Während der Geschäftszeiten kann die girocard direkt beim eigenen Kreditinstitut gesperrt werden. Zudem ist der zentrale Sperr-Notruf 116 116 rund um die Uhr erreichbar.


Karteninhaber sollten für die Sperrung ihre IBAN (alternativ Bankleitzahl und Kontonummer) bereithalten und den Zeitpunkt der Kartensperrung notieren.


Bei Diebstahl ist es wichtig, Anzeige bei der Polizei zu erstatten. Diese veranlasst zusätzlich die Sperrung des Lastschriftverfahrens per Unterschrift.


Unter www.kartensicherheit.de gibt es einen nützlichen SOS-Infopass mit allen wichtigen Sperrnummern auf einen Blick. Verbraucher können ihn durch eigene Angaben wie zum Beispiel IBAN ergänzen. Einfach ausdrucken und getrennt von den Zahlungskarten aufbewahren.


Gut zu wissen: Über den Sperr-Notruf 116 116 können neben Zahlungskarten auch weitere Medien, wie z.B. die elektronische Identitätsfunktion des neuen Personalausweises, gesperrt werden.

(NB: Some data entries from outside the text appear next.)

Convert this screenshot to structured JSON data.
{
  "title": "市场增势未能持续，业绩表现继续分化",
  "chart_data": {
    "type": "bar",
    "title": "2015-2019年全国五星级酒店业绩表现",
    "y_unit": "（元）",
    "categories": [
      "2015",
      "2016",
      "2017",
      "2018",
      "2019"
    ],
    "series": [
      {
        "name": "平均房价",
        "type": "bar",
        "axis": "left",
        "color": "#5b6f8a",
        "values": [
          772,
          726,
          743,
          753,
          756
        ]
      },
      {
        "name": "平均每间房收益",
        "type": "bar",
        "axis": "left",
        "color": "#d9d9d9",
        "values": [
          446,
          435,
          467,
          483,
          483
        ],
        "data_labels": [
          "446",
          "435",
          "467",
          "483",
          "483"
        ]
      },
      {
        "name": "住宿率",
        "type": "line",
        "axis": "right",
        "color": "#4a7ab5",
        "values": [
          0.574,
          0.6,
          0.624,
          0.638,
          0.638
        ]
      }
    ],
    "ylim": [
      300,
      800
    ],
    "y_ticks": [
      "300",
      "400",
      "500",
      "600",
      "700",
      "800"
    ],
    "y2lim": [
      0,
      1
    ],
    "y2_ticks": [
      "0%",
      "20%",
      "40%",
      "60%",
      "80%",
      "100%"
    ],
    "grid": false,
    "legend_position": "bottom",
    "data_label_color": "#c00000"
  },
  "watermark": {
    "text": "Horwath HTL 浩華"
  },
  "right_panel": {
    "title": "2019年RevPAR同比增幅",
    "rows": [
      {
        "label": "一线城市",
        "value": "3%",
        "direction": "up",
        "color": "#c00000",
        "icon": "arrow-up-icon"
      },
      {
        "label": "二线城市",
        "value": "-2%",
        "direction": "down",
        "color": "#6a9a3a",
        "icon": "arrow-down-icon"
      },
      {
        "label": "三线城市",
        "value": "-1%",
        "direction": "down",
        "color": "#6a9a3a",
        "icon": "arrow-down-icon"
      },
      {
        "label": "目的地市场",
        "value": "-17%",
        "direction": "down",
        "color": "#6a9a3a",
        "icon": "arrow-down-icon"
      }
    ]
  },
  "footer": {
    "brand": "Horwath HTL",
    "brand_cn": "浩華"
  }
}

* Sperr-Notruf 116 116 aus Deutschland kostenfrei. Aus dem Ausland mit jeweiliger Landesvorwahl von Deutschland vorweg (meist +49). Sollte der Sperr-Notruf in seltenen Fällen aus dem Ausland nicht geroutet werden können, gibt es alternativ die Rufnummer +49 (0) 30 4050 4050; Gebühren für Anrufe aus dem Ausland abhängig vom ausländischen Anbieter/Netzbetreiber.